Enfin, la protection des victimes, des survivants et de leurs proches, ainsi que des témoins est un élément primordial, ce dès l’ouverture d’une instruction et pendant toute la durée de celle-ci. Beaucoup de victimes et de témoins ne participent d’ailleurs pas aux procédures judiciaires par crainte de représailles, contre eux-même ou leurs proches restés sur place. A charge des autorités de déterminer, en fonction du contexte, comment garantir des mesures de protection efficaces. Une tâche compliquée par la rigidité de nombreux systèmes juridiques, qui font souvent dépendre la garantie de l’anonymat à l’existence d’un danger concret.
Une tribune pour exposer la vérité au grand jour
Les affaires de compétence universelle à l’étranger peuvent avoir un réel impact sur les communautés affectées par les crimes les plus graves. L’ouverture d’instructions pénales représente en effet une réelle opportunité pour les victimes de ces violences de pouvoir enfin raconter leur vérité, et d’être entendues par des autorités indépendantes et impartiales.
Il est d’ailleurs crucial que les communautés touchées puissent prendre part aux efforts de justice. Ce n’est qu’en intégrant les victimes et les survivants au processus de justice et en assurant la diffusion des informations sur les procès tenus à l’étranger, qu’un semblant de justice pourra commencer à être rendu en Syrie.

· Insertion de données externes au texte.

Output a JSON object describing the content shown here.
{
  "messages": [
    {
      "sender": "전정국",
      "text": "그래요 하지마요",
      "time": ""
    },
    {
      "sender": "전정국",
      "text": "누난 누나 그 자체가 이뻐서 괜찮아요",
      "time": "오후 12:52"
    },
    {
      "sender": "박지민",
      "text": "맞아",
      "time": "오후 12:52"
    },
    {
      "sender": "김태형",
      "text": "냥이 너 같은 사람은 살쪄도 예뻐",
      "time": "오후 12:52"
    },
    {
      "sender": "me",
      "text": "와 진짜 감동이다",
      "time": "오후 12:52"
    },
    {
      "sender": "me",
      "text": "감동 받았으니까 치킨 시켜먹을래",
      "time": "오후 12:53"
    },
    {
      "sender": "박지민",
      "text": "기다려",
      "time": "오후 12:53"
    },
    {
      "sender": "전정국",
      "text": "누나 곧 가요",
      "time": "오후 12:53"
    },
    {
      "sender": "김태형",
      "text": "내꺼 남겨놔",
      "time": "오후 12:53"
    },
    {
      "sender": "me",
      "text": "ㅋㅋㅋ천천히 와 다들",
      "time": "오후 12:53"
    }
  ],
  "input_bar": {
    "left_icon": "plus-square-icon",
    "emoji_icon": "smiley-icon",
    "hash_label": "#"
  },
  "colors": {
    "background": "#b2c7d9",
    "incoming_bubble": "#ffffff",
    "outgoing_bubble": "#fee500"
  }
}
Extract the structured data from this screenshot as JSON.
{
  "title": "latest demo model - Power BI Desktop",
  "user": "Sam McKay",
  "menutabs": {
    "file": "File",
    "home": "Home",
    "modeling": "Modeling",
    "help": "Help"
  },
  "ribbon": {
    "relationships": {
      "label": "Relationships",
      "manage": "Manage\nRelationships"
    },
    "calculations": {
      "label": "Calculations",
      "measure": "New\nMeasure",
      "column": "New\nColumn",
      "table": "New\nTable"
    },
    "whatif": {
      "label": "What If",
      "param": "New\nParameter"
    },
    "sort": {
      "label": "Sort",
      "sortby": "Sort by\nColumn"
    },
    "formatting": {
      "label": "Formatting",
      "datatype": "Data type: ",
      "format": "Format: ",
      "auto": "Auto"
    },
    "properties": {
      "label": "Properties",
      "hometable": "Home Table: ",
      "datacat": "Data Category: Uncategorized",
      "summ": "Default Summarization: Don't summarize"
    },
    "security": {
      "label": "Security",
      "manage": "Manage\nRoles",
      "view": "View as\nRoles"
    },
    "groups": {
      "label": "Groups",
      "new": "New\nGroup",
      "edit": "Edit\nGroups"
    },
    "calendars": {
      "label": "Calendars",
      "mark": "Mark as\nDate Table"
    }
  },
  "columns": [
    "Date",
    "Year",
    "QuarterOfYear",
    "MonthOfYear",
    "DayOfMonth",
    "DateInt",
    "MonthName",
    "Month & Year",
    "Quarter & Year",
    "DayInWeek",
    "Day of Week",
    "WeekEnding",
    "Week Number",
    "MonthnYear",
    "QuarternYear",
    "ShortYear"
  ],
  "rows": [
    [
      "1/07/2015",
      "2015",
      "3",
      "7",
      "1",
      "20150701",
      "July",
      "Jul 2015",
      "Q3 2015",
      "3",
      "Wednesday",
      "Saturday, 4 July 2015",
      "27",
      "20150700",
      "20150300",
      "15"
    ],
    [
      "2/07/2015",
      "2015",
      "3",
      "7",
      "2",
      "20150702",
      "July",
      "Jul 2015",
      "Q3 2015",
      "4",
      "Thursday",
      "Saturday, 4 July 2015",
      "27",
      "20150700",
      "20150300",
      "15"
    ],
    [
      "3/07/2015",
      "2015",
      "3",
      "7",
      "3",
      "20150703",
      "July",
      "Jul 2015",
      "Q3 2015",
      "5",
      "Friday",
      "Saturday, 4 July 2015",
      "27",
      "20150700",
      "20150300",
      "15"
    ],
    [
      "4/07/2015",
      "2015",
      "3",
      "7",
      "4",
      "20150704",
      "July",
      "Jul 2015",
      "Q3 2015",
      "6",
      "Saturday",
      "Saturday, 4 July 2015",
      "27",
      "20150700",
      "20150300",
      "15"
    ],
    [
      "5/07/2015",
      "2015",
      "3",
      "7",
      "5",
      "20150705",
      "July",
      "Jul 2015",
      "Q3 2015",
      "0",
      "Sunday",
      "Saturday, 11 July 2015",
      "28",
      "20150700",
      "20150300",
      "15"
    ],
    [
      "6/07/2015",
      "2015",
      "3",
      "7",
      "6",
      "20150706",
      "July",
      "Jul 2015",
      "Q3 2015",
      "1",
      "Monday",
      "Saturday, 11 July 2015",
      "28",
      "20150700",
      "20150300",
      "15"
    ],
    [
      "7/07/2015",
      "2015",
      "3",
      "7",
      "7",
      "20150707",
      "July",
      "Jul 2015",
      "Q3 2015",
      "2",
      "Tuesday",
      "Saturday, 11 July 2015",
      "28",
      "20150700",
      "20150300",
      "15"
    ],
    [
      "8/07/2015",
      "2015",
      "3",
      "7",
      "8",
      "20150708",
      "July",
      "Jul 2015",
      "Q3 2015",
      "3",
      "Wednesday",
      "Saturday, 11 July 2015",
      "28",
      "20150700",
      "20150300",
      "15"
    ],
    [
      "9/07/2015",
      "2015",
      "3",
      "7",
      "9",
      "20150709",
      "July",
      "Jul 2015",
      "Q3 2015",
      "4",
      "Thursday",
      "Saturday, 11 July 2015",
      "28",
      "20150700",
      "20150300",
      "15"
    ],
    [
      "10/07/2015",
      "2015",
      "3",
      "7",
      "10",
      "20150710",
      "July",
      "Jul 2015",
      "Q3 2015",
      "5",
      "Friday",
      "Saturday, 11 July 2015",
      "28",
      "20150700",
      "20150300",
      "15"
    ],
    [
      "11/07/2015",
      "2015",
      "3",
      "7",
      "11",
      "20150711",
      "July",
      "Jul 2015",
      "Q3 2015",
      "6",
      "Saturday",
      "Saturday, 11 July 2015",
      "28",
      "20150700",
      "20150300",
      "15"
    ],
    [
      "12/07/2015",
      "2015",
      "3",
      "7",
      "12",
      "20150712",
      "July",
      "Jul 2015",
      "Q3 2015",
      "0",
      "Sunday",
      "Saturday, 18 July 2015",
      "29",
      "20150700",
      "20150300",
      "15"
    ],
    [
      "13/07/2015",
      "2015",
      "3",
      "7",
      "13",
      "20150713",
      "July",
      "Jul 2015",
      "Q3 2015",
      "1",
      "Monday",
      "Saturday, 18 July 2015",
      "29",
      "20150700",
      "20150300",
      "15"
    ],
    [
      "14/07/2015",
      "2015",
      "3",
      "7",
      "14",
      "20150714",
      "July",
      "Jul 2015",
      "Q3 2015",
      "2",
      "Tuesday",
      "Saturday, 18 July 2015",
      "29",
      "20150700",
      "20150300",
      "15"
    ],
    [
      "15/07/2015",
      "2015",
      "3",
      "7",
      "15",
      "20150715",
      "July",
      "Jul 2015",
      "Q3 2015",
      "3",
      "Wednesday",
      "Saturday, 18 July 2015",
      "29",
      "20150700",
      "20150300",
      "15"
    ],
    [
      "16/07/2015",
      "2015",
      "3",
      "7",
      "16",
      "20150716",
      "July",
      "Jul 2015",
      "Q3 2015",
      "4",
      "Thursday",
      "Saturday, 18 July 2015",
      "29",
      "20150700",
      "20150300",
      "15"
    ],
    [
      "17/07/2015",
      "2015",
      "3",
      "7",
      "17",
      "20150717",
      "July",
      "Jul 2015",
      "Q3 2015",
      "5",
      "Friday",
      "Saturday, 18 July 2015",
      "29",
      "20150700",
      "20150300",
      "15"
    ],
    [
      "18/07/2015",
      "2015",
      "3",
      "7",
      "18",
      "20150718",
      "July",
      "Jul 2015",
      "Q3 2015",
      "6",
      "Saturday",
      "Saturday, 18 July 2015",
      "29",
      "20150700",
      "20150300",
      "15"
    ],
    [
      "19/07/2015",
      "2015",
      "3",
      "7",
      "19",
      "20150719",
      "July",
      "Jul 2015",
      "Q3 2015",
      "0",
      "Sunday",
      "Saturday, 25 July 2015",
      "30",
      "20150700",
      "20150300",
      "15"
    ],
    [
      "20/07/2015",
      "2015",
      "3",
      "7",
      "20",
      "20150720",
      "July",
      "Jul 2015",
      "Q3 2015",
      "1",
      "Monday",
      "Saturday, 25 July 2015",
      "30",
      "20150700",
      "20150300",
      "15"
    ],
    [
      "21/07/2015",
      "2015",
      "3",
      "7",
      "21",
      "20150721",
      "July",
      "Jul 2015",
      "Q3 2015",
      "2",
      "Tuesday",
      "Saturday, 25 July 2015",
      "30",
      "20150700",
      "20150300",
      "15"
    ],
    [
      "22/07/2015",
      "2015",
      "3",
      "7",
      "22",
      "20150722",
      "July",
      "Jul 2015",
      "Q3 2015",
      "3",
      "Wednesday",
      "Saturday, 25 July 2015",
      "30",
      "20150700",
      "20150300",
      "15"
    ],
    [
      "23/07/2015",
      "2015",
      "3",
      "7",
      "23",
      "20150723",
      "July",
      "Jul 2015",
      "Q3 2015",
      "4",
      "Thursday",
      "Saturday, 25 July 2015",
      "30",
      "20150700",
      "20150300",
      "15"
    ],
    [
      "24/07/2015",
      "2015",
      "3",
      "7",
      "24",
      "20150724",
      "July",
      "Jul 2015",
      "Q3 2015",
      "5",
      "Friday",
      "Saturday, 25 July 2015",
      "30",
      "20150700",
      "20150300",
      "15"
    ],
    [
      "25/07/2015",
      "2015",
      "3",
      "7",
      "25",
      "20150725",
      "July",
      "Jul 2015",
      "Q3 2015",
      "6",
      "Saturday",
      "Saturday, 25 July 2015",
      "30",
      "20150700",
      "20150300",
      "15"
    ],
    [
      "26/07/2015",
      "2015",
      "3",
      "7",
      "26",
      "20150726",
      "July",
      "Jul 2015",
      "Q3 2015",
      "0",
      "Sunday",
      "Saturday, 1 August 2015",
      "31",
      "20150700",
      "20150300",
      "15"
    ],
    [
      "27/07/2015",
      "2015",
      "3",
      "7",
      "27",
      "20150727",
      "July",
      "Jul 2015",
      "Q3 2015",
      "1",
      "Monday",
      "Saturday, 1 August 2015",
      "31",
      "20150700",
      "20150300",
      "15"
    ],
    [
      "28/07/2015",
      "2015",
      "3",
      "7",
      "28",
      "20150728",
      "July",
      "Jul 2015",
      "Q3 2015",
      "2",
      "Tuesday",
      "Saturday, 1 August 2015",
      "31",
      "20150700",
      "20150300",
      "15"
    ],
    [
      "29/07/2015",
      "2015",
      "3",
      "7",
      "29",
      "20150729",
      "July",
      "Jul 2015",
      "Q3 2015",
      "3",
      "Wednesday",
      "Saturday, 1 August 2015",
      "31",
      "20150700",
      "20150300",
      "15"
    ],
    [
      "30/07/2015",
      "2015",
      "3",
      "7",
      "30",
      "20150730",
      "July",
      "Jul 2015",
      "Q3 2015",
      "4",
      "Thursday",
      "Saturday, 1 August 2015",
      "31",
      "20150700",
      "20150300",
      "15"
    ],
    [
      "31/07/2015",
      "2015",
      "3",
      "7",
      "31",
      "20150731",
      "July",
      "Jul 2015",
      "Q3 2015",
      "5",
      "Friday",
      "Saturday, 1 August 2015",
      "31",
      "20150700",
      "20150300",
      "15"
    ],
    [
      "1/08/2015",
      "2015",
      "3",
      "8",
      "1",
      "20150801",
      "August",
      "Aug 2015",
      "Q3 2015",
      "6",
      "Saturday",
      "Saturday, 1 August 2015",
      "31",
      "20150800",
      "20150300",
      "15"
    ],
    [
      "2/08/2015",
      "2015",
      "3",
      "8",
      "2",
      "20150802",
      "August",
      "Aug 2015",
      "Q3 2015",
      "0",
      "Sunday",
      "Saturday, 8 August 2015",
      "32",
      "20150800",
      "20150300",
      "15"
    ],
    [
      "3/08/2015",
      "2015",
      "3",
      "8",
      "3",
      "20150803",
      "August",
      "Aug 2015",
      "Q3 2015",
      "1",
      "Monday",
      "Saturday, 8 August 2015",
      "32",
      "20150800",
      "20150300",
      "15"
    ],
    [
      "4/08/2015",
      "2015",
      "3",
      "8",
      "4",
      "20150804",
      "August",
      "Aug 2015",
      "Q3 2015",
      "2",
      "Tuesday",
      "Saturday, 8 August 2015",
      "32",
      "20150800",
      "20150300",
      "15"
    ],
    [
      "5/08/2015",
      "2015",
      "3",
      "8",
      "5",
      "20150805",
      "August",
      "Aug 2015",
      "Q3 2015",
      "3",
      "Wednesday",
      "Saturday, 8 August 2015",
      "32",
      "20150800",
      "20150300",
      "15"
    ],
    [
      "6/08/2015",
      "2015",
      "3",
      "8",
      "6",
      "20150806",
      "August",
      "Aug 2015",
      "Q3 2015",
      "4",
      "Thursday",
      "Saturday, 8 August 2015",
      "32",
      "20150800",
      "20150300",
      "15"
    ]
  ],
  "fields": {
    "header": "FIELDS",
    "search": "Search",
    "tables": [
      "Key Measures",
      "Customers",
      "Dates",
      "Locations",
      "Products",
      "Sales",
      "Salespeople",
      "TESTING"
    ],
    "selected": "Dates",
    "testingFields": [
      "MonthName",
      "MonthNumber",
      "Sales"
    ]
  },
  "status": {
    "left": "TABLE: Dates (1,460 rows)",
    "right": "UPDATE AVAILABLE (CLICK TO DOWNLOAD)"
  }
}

Ces dernières années ont vu un nombre toujours plus important d’instructions s’ouvrir contre des auteurs de crimes internationaux. En ce qui concerne la Syrie, la récente condamnation d’Eyad al-Gharib montre qu’il est possible de mener ces instructions à terme dans des délais raisonnables. Des efforts doivent désormais être fournis par l’ensemble des États qui reconnaissent le principe de compétence universelle pour suivre l’exemple de l’Allemagne et oser se saisir d’affaires de cette dimension. En particulier pour remonter la chaine de commandement et inquiéter des plus hauts responsables dans l’appareil d’État. Et ce sans négliger les autres parties au conflit, car l’image d’une justice partisane est un écueil à éviter à tout prix si l’on veut envisager un jour le début d’un processus de justice transitionnelle en Syrie.
*Jennifer Triscone est une avocate suisse et conseillère juridique au département Procédure et Enquêtes Internationales (PEI) de TRIAL International.